I explore. I do research, I read, I go see art. I see what is happening out in the world beyond my life that may spark something new. Because the world is full of wonders if we’re open to encountering them.
I play. You heard me right. I According to Stuart Brown MD, play is time spent without Purpose—in his book on the topic he explains why play is at the core of creativity and innovation. Brené Brown adds to the idea by describing play as, “anything that makes us lose track of time and self-consciousness, creating the clearing where ideas are born.” The best thing I discovered on my burnout journey was the power of play to open up new space and new perspective in our minds.
I lean into possibility. Sometimes we just need to rest. Get our heads out of the thing and do something else for a little while. For me that looks like daydreaming. Imagining what’s possible in the world, in my story, in the project I’m working on. I start to think of what it might lead to, other projects that may be born of it. And I start to get excited.
I seek out nature. There is nothing more calming to my nervous system (and most humans’ nervous systems) than time in nature. It takes me out of the urgency of life in the city and allows me space to breathe and contemplate and (again) connect with the things that make life and creation wonderous.
I sit down to it every single day. Even when it’s hard. Even when I don’t want to. Even when my heart is breaking or I’m feeling overwhelmed. But this isn’t about pushing or forcing.

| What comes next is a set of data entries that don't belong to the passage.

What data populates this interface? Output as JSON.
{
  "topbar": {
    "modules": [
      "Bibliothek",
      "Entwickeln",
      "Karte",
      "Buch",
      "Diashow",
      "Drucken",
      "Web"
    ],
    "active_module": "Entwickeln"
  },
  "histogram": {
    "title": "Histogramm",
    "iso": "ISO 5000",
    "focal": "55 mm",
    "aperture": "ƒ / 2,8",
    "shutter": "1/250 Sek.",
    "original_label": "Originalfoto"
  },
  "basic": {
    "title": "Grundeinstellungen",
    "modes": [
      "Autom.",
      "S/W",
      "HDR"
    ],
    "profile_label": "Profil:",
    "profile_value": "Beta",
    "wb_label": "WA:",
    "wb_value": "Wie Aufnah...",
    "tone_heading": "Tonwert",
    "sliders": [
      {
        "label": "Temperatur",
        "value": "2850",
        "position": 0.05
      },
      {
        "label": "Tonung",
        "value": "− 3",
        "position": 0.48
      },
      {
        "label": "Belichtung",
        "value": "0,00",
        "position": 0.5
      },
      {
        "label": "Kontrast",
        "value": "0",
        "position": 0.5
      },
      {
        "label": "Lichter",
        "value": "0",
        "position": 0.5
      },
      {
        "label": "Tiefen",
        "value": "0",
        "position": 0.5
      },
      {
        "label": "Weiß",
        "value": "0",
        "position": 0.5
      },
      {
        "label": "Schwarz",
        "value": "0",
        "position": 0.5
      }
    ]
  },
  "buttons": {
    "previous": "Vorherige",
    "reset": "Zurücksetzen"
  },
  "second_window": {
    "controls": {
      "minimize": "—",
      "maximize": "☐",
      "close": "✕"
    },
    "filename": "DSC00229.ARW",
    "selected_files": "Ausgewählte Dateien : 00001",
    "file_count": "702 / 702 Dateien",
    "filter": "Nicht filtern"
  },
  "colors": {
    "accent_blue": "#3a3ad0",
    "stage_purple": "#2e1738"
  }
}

Sometimes I sit and stare at the screen for an hour and write maybe two sentences. Sometimes I read related books and don’t write anything. But I stay committed to the practice, I cultivate the habit knowing that the words will come and, more often than not, eventually they do.
I think the thread that runs through all of these is that I stay open to possibility and seek out wonder to inspire me. So the next time you’re feeling stuck on a project or feeling uninspired in work or business. Try one of these and see if it helps. And remember, be kind to yourself. We are only human.
A Story Well Told
I’ve been putting off writing about a brand that basically kept me sane through the pandemic and has brought me joy through weirdness, grossness, and hilarity for years before it. The Bodega Boys. I wanted to write a Brands I Admire post on Desus Nice and The Kid Mero for months but kept putting it off because it needed to be perfect, or it wouldn’t be worth doing and there was just so much to mine in the brand they’ve built from a podcast to Viceland show to late-night show on Showtime. Well, yesterday they announced that the comedic duo was breaking up and I must say my world tilted off its axis for just a second. I’m sure there’s a lesson in here somewhere about perfectionism and irony, but I’m currently in mourning for what’s been lost in them splitting up. Their fans were called the Bodegahive and were probably ideally men in their 20s and 30s, but I know a lot of mature adult women (like myself) who absolutely loved their brand of comedic cultural commentary. I’m going to miss them, but still wanted to share them with you. And maybe I’ll still do that Brands I Admire post one day. Even when brands end, there is value in the time we spent with them before they do. Be forewarned: if you check them out, the humour is pretty…risqué. Never harmful, but certainly not something I’d let my 15-year-old nephew watch.